Each of First Solar’s manufacturing facilities plays a crucial role in local and national job creation. Every factory employs more than 800 individuals, with an average manufacturing salary of $80,000 per year. This wage level provides a stable, well-paying career path for many American workers, reinforcing the economic value of clean energy manufacturing. By offering competitive wages and career opportunities, First Solar has become a key player in fostering economic growth and industrial revitalization in regions where its facilities operate.

Beyond the direct employment created within its factories, First Solar’s operations support a vast network of workers across various industries throughout the United States. The Company relies on the contributions of thousands of hardworking professionals, including soda ash miners in Wyoming, silica miners in Michigan, and copper miners in Utah. Additionally, First Solar’s supply chain is deeply intertwined with the American steel industry, with steelworkers in Alabama, Louisiana, and Ohio playing a vital role in providing the necessary raw materials for solar panel production.

Furthermore, glass workers in Illinois, Ohio, and Pennsylvania, as well as woodworkers in Indiana, contribute to the materials required for First Solar’s manufacturing process. The solar industry’s expansion also benefits a nationwide network of truckers, railroad workers, and logistics personnel who ensure the efficient transportation of raw materials and finished products.

By securing significant tax credit transactions, First Solar demonstrates the effectiveness of Section 45X incentives in bolstering domestic solar manufacturing. These tax credits enable companies to reinvest in infrastructure, technological innovation, and workforce development, fostering an ecosystem that is both economically and environmentally sustainable. The Company’s continued commitment to expanding its U.S. manufacturing presence aligns with broader national objectives of energy independence, reduced carbon emissions, and economic revitalization.

The future looks promising for First Solar as it advances toward its goal of expanding production capacity and enhancing technological capabilities. With its robust balance sheet strengthened by this tax credit transaction, the Company is well-positioned to accelerate its research and development initiatives. These initiatives aim to improve solar panel efficiency, reduce manufacturing costs, and increase energy output, ensuring First Solar remains at the forefront of the global solar industry.

As the clean energy transition gains momentum worldwide, First Solar’s strategic investments and financial maneuvering underscore the importance of policy-driven incentives in shaping the renewable energy landscape. The $857 million tax credit transaction not only enhances First Solar’s financial stability but also reinforces its role as a leader in the U.S. solar manufacturing sector.
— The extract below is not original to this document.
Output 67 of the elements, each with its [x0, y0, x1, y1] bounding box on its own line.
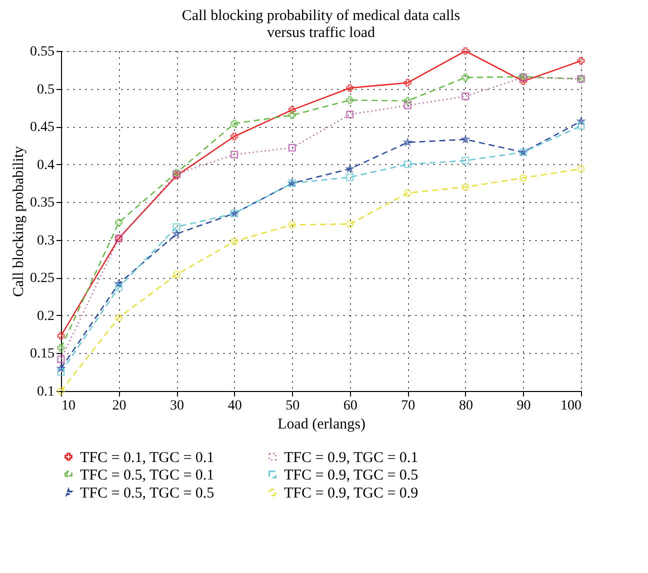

By leveraging these tax credits effectively, the Company sets an example for other manufacturers seeking to scale operations while maintaining a commitment to domestic production and job creation. Looking ahead, First Solar is expected to continue its trajectory of growth and innovation, fueled by a combination of government incentives, private sector investment, and a steadfast dedication to sustainability. As the demand for clean energy solutions rises, the Company remains at the forefront of providing high-quality, American-made solar technology that will power homes, businesses, and communities for decades to come.